Was Alexander the Great's Family Buried Here?
Five bodies are recovered from an ancient tomb that look tantalizingly like the conqueror's kin, but the truth is bound to disappoint.
The dead who are housed in the huge circular tomb at Amphipolis may lie at rest, but they seem determined not to allow others to do so. An announcement this week from the archaeological authority handling the dig, in northwest Greece—the territory once occupied by Alexander the Great’s Macedonian empire—has aroused intense speculation among scholars and antiquarians, and has multiplied the already vexing problem of the tomb’s purpose by a factor of five.
Five, it turns out, is the number of individuals represented in the hundreds of bones recovered from a grave underlying the tomb’s main chambers. Painstaking work has identified these as a woman older than 60, two men aged about 45 and 35, an infant of indeterminate gender, and another adult, age and gender both indeterminate, whose body, unlike those of the other four, was cremated before burial. Intriguingly, the bones of the younger male reveal distinct blade marks in several locations, and experts claim that the wounds were fatal (since no signs of healing can be detected). Evidently, a brutal attack preceded this man’s 2,300-year-long slumber.

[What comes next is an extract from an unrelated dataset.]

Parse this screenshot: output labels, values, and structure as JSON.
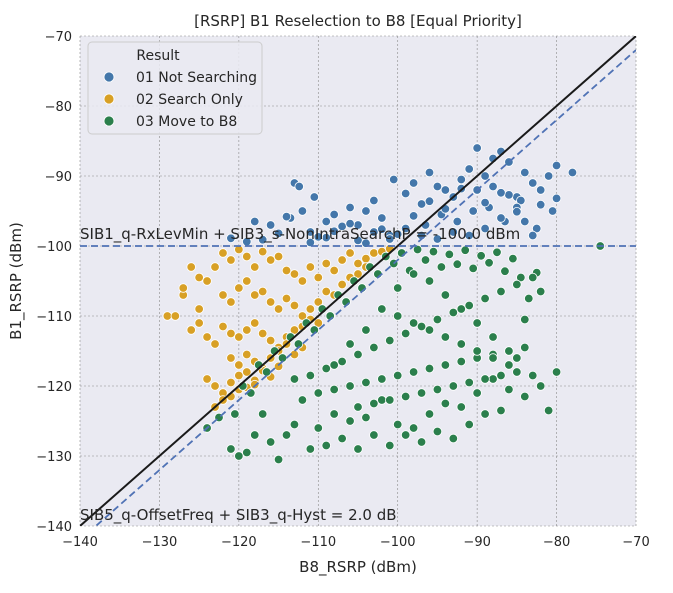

As my Twitter feed reveals, historical sleuths have been racking their brains over the last few days seeking a group of notables that would fit this multigenerational “family.” It has been the hope of many that some close friend or relative of Alexander himself would emerge from the tomb’s vast circumference, since the structure’s apparent date, the last quarter of the 4th century B.C., coincides closely with the era of Alexander’s death. Certainly, plenty of Macedonian leaders became corpses in the turmoil of that era, when a vast empire, stretching from modern Albania to western Pakistan, was rendered leaderless by Alexander’s sudden and unforeseen death. But so far, no match has turned up.
The age assigned to the female skeleton briefly gave hope to the group I call the Olympiasts, those who have been rooting for Alexander’s mother Olympias to emerge from the finds. Olympias could conceivably have been over 60 at the time of her death (her birth year is not known with precision), and she had close links with Amphipolis. But, as her more level-headed fans have noted, Olympias had no middle-aged male relatives, and certainly no infant kin, who might have been buried with her. And, as one Olympiast grimly observed, we would not expect the cranium of a queen who was executed by stoning to be as intact as this one is.
The marks of violence on the bones of the 35-year-old man have excited a different cheering section: those rooting for Philip III, a half-brother of Alexander who became king despite a cognitive disability (the royal house being at this time woefully short of heirs). Philip died in a political overthrow in 316 B.C. when he was approximately 35. But, our sources tell us that Philip was not stabbed but starved to death (by Olympias, his stepmother), and moreover was buried with full honors after another putsch had brought his partisans to power. Such a royal burial could only have taken place in Aegae, the ancient Macedonian capital (modern Vergina), and indeed a tomb discovered there in the 1970’s is thought by some to be his (but that’s another story).
It may be a long time before this “Amphipolis CSI” mystery yields a resolution. But whatever the outcome, the intensity of the forensic quest is fascinating in itself. It seems clear that these bones, especially the ones marked by blades, have created a more direct link to the past than any vase or marble statue. Here is a snapshot in time, the vivid truth of what one individual suffered, at the hands of his enemy, at the moment of death. Could we but put a name to his remains, or link them to one of the many battle narratives found in surviving literary sources, we could achieve a direct link to the human meaning of history.
A similar impulse drives the Tutmania that continues to sweep the West nearly a century after the recovery of Tutankhamun’s mummy. Tut is the rare case of an ancient king whose remains can be securely identified and matched with a historical narrative. As a result, specialists pore over these bones year after year, as the television cameras roll, displaying evidence of a chariot crash here, a club foot there, a blow to the head, a hippo attack. The physical marks of an active life, or of a violent death, convince us of a young man who really lived and died.
Someday, the sword victim of Amphipolis and his four companions may be the object of similarly fetishistic attention. Historical study is most intense when it centers on flesh-and-blood individuals. But absent flesh or blood, we who deal with ancient history can, on occasion, conjure with bones.